From around late April, the sunrise will happen very early in the morning and the sunset will be very late, continuing until the nights become completely bright from around late May. The white nights and the midnight sun will then last until the middle of August. Some people have problems falling asleep when it’s bright out, even if the window blinds are shut, so a sleeping mask can make a big difference. In summer, you can buy these in many stores in Iceland.

Sleeping mask might be necessary in summer
Sleeping mask might be necessary in summer


If you’re not used to chilly, windy weather, your skin can dry out easily. It’s good to have some lotion, hand cream, and lip balm with you to avoid this.

A Reusable Water Bottle

The tap water in Iceland is safe to drink. It actually tastes better and is healthier than any other tap water in the world. It’s not artificially purified and is pure glacial spring water. So, make sure that you bring a reusable water bottle with you to save the environment from unnecessary plastic waste. The bottled water sold in the grocery stores is expensive and contains simple tap water.

Reusable Hand Warmers

Hand warmers are a great addition to your winter packing list. They can warm you up while waiting for the Northern Lights to appear or while waiting for your travel buddies to finish all their selfies at the waterfalls. Make sure to bring environmentally-friendly reusable pocket warmers instead of disposable ones.
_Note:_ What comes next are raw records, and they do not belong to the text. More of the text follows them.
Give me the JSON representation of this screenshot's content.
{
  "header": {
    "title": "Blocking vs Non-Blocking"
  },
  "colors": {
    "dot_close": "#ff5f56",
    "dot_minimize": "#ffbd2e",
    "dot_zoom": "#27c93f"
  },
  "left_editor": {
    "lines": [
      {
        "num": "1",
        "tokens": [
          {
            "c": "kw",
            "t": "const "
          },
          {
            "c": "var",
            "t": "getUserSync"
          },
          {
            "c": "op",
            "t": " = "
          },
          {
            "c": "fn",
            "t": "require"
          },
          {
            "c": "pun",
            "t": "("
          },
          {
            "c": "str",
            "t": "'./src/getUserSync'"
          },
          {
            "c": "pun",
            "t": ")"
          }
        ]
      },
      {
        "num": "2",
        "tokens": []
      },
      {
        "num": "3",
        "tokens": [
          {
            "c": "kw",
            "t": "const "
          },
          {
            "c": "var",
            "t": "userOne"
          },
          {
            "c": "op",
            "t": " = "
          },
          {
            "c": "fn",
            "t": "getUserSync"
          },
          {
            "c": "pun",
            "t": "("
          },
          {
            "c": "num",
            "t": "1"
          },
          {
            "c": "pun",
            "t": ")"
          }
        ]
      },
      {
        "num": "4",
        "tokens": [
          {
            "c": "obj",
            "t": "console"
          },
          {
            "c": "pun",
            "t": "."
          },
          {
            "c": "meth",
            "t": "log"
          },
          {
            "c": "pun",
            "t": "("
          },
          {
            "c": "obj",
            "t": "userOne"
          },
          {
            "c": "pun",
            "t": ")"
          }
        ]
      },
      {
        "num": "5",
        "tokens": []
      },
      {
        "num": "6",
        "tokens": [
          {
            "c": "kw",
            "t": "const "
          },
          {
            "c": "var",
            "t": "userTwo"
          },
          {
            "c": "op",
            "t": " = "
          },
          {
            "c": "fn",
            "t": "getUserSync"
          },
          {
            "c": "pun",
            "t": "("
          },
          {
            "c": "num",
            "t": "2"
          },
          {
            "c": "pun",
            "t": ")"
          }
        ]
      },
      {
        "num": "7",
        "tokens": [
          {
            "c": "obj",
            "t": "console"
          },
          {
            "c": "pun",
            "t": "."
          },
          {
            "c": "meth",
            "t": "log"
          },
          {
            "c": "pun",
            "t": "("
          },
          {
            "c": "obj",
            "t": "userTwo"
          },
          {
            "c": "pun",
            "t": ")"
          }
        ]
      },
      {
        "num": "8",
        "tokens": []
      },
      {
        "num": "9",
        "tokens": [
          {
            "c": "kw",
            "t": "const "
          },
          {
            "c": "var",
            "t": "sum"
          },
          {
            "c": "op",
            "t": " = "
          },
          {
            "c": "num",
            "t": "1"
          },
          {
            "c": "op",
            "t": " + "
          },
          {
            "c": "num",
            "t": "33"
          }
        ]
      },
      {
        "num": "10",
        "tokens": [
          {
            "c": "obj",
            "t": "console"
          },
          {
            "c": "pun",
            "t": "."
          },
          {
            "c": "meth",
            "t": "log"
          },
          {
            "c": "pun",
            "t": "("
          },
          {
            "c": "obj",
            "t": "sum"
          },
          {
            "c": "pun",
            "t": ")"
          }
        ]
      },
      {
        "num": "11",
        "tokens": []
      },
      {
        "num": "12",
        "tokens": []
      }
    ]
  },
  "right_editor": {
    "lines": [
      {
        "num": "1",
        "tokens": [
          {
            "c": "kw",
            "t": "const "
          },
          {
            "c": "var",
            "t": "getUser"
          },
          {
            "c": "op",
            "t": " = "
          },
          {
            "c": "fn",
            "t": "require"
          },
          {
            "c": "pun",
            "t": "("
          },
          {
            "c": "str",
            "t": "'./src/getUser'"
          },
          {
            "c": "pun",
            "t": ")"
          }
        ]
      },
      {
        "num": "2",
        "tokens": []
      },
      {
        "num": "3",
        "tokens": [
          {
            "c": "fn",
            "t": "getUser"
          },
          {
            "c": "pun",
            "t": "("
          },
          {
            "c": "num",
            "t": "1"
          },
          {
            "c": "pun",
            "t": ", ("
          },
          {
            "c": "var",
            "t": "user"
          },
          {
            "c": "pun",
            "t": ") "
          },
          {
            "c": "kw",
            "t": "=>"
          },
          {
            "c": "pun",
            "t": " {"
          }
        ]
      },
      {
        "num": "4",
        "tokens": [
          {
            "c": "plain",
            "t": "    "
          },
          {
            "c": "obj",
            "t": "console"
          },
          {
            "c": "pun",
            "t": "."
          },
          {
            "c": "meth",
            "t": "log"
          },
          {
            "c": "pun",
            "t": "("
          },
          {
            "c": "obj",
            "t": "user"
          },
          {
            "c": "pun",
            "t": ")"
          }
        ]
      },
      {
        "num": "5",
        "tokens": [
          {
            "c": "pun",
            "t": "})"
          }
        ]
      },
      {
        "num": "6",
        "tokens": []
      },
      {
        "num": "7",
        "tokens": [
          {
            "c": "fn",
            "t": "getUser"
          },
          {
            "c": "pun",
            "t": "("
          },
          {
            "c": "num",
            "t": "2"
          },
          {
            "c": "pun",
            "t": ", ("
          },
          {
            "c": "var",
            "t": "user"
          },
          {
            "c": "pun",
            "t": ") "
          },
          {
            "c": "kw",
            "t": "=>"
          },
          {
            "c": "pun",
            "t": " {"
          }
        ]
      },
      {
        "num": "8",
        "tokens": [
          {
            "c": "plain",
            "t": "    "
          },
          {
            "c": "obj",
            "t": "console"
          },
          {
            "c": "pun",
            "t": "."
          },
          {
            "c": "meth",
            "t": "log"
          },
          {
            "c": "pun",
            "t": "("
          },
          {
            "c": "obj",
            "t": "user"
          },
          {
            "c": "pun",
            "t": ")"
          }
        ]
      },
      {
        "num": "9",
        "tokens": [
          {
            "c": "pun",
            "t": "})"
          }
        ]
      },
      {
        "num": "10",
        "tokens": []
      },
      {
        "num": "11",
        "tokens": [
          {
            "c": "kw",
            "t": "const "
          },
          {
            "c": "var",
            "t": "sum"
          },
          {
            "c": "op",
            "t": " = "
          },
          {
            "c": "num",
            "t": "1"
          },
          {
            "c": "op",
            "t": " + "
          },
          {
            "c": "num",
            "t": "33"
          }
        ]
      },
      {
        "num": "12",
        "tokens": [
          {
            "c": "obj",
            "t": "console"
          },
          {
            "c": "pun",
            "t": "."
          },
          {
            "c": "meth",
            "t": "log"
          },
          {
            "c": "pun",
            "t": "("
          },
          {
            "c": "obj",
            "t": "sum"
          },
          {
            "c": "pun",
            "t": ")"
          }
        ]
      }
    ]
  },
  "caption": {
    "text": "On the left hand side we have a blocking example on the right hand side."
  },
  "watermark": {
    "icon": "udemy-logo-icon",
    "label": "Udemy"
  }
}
Snow Spikes or Ice Grippers

In the winter, the paths can be covered by ice, making them slippery. From around November until April, we’d recommend having a pair of ice grippers for your boots just in case the conditions get icy. But if you forget to get them, don’t worry. You can buy them in many stores in Iceland.

Snow spikes can be useful in winter
Snow spikes can be useful in winter

What You Won’t Need in Iceland

An Umbrella

Although it’s probably a common item in your home country, Icelanders don’t use umbrellas. The wind is usually too strong for an umbrella.

To save space in your suitcase, leave your umbrella at home and bring a good raincoat instead.

Bug Repellent

We have great news for you: there are no mosquitoes in Iceland! You won’t need to be afraid of getting bitten by any bugs since the chances of this are extremely low. There’s no need for that bug repellent spray, so you can use the space for something else.

What To Do if You Forgot Something

You shouldn’t be too worried if you forget some items of clothing at home. There are plenty of places where you can buy clothes and accessories. There are two shopping malls in Reykjavík: Kringlan and Smáralind. Both are filled with fashion stores and all the types of shops you’d expect in a mall.

Quality outdoor clothing can be found in the 66North and Cintamani stores that are all over Reykjavík as well as in Icewear stores and the mountain store, Fjallakoffinn. There’s also a Sport’s Direct in the city.